This section of Dog Bite Law discusses special evidence issues which are particular to dog bite cases. Attorneys can obtain convenient, thorough lists of necessary items of evidence, as well as requests for production of evidence, in Dog Bite Lawsuit Forms.
Dog dentition is conventionally represented by a dental formula by quadrants, because dentition is bilaterally symmetrical. Thus, the canid dental formula is incisors 3/3, canines 1/1, premolars 4/4, and molars 2/3. Depending on the function of each tooth, certain types of injuries may be produced:
- The incisors of canids are relatively small, are used for nipping, and will produce small parallel grooves on bone.
- Canines are long and sharp, have small serrations along one of the borders, are used to stab and tear, and produce either punctures or gouges.
- The premolars are small, hooklike teeth, which are used to hold onto prey and will produce striations on bone.
- The molars have small, round (bunodont) cusps and are used for crushing.
- An important specialized structure, the carnassial, is produced by enlarged cusps on the mandibular first molar and the maxillar fourth premolar. These cusps lie across each other to form a scissors, which slices through the food during mastication (Hillson S. Teeth. Cambridge: Cambridge University Press, 1990:39-44).
The canine lower dental arch is narrower and shorter than the upper, and natural gaps exist between the teeth in most breeds, which may be reflected in the bite mark impressions (Clark MA, Sandusky GE, Hawley DA, Pless JE, Fardal PM, Tate LR. Fatal and near-fatal animal bite injuries. J Forensic Sci 1991;36:1256-61).
Although canine teeth are not excessively sharp, pressures >400 lb/in2 can be generated by the viselike action of the jaws of a large dog (Wilberger JE Jr, Pang D. Craniocerebral injuries from dog bite in an infant. Neurosurgery 1981;9:426-8,16; Wilberger JE, Pang D. Craniocerebral injuries from dog bites. JAMA 1983;249:2685-8). When the victim is an infant, the powerful jaws of a large dog characteristically produce bilateral or multiple depressed fractures of an infant's skull, which is relatively thin and incompletely mineralized, as well as small circular defects seen on radiographs produced by canine teeth perforations (Steinbock P, Flodmark O, Scheifele DW. Pediatr Neurosci 1985-86; 12:96-100; Pinckney LE, Kennedy LA. Fractures of the infant skull caused by animal bites. AJR 1980;135:179-80).
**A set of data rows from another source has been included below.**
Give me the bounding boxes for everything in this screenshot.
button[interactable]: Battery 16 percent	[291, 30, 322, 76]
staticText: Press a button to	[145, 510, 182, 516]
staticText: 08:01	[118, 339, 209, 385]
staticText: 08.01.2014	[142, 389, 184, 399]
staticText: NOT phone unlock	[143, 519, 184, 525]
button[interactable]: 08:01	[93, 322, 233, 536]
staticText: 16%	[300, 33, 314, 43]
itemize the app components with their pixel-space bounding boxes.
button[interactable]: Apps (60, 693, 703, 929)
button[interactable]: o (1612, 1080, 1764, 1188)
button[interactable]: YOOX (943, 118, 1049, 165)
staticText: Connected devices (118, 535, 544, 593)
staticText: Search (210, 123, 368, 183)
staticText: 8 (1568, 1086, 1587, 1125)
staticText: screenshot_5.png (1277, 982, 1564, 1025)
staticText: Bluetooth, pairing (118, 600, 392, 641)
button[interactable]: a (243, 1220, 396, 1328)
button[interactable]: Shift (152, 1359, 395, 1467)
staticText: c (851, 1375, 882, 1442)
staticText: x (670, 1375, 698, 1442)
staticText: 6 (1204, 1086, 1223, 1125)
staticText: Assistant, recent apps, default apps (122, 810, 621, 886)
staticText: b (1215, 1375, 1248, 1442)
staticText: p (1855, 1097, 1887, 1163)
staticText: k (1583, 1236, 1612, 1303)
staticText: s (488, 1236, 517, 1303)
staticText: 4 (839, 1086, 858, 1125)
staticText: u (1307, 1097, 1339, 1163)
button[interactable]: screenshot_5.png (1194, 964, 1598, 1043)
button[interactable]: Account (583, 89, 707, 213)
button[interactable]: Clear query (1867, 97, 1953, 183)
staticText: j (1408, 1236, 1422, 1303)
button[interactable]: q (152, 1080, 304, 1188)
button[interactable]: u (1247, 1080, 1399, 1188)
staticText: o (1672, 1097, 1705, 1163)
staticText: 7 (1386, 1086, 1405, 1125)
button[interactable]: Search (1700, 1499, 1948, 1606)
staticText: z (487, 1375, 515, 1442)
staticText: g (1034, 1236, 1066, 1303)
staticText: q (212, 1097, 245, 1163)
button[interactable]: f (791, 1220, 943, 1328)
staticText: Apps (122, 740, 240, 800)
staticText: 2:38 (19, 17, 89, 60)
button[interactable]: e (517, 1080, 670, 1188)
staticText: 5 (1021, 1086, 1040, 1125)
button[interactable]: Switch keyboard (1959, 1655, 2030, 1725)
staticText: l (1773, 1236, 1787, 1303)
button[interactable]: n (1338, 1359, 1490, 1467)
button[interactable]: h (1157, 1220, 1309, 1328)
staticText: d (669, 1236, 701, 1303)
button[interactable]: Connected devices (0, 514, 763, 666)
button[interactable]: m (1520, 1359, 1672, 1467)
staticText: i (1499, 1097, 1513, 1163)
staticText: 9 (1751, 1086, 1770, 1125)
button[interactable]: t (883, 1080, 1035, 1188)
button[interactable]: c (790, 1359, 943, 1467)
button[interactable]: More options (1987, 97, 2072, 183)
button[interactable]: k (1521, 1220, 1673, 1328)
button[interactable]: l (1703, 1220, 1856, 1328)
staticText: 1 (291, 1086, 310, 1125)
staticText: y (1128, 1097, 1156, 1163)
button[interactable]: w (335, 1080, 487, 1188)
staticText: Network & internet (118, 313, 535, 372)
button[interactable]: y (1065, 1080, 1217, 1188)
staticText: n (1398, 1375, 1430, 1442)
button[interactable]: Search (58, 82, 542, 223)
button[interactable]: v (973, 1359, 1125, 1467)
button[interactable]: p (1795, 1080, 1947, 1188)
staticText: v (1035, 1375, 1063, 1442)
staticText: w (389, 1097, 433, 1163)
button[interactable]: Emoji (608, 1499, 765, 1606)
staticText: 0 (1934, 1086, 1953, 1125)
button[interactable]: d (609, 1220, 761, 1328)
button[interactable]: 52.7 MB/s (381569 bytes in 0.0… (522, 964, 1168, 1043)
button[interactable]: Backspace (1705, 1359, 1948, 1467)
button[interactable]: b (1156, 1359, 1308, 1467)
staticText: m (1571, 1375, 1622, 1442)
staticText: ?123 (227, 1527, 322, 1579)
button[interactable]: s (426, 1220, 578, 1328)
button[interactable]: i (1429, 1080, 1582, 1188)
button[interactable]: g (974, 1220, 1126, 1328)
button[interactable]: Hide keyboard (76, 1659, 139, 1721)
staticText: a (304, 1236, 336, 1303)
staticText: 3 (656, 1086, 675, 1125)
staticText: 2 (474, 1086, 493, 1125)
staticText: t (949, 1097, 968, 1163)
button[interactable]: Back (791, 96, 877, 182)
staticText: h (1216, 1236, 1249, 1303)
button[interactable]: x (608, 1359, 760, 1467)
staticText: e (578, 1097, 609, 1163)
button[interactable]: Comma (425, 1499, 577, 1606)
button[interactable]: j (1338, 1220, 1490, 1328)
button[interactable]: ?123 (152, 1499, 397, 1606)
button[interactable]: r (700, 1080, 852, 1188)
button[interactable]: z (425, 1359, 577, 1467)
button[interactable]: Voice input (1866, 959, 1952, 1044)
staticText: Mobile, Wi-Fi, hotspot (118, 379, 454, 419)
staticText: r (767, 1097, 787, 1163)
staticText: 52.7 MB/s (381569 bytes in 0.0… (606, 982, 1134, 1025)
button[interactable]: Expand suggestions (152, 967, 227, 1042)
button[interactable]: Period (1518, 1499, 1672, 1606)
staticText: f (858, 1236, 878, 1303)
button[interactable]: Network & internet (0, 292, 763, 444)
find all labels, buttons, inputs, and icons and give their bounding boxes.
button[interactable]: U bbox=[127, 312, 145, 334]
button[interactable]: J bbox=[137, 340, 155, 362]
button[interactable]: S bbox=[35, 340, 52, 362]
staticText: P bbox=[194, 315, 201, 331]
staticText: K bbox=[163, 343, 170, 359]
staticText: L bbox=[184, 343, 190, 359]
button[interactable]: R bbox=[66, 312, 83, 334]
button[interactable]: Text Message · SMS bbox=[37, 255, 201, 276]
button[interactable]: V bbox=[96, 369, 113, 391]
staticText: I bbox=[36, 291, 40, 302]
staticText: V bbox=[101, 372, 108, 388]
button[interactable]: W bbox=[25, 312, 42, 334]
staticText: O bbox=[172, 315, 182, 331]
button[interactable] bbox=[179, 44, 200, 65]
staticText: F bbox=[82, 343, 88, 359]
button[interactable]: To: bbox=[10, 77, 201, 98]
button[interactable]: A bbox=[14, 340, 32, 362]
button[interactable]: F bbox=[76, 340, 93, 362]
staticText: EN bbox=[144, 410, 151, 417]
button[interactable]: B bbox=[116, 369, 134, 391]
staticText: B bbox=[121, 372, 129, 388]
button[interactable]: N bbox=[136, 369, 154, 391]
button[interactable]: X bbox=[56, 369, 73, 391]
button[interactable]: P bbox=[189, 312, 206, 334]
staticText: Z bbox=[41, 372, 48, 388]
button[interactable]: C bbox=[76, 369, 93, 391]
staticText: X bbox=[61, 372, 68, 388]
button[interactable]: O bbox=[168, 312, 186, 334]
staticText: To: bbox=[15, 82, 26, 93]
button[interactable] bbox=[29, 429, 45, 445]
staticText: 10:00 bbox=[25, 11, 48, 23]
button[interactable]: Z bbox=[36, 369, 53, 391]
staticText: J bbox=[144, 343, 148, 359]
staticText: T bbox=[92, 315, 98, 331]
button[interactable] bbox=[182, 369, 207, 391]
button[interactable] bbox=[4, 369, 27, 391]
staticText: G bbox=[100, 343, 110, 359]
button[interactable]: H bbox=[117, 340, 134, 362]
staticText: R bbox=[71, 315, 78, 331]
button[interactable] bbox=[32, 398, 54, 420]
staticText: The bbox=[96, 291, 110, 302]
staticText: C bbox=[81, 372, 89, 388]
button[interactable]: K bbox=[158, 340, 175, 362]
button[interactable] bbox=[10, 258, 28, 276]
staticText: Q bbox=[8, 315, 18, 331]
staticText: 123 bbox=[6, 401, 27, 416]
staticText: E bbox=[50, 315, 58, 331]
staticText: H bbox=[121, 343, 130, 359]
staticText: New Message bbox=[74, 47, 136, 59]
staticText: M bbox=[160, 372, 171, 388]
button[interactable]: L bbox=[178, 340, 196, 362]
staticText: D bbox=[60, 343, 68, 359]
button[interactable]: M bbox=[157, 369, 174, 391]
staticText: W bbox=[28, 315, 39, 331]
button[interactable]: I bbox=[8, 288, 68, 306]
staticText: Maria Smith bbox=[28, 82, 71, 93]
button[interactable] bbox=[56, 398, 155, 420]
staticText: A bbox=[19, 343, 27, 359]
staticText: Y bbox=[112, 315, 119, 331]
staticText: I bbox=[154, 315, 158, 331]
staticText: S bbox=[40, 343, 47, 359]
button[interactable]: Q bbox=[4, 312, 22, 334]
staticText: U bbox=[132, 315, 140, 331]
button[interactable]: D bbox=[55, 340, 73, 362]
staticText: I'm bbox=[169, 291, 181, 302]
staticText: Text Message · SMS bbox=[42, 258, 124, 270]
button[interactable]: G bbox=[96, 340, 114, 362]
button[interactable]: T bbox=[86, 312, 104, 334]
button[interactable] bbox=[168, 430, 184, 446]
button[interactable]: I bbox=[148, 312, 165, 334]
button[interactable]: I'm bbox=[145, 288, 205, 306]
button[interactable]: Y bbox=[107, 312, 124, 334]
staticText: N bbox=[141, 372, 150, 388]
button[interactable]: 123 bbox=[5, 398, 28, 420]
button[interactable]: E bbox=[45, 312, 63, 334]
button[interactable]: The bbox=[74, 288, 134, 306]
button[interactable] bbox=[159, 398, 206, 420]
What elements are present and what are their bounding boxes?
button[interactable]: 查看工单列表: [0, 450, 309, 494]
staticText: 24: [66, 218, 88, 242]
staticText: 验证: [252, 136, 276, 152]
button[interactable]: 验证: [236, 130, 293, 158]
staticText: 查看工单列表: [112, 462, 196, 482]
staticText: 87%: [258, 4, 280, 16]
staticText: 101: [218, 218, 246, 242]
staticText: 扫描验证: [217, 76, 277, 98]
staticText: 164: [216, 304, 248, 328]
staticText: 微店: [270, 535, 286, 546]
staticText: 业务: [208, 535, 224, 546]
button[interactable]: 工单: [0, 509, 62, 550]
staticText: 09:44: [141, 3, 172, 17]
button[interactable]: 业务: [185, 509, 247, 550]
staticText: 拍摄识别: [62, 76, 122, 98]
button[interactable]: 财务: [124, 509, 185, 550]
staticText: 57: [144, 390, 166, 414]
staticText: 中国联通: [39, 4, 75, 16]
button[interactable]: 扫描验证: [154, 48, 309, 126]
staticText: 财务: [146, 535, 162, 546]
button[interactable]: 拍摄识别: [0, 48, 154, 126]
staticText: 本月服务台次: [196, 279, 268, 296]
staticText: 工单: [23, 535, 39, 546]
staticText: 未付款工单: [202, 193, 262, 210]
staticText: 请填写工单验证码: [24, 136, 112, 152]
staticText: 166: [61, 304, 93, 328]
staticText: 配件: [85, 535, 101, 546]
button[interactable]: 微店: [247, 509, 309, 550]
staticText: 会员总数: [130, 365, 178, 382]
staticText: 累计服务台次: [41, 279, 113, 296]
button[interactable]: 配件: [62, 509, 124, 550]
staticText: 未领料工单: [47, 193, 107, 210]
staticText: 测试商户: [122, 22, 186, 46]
As a rule, dogs do not completely chew their food (Clark MA, Sandusky GE, Hawley DA, Pless JE, Fardal PM, Tate LR. Fatal and near-fatal animal bite injuries. J Forensic Sci 1991;36:1256-61). The constellation of injuries produced by a dog will depend on the specific circumstances of the dog's feeding behavior. Canids are both hunters and scavengers. Angry dogs move their heads as they bite, which tears the tissue and makes it more difficult to evaluate (Glass RT, Jordan FB, Andrews EE. Multiple animal bite wounds: a case report. J Forensic Sci 1975;20:305-14). In addition, dogs' teeth, other than molars, produce tears in clothing, rather than cuts (Bryson J. Evil angels. New York: Summit Books, 1985). The shearing action of molars can sever fibers and crush their ends, making it difficult to identify tooth marks (Id.). The fatal attack is characterized by repetitive, uninhibited biting, and the dog is relatively unresponsive to attempts to terminate the attack (Wright JC. Severe attacks by dogs: characteristics of the dogs, the victims, and the attack settings. Public Health Rep 1985;100:55-61).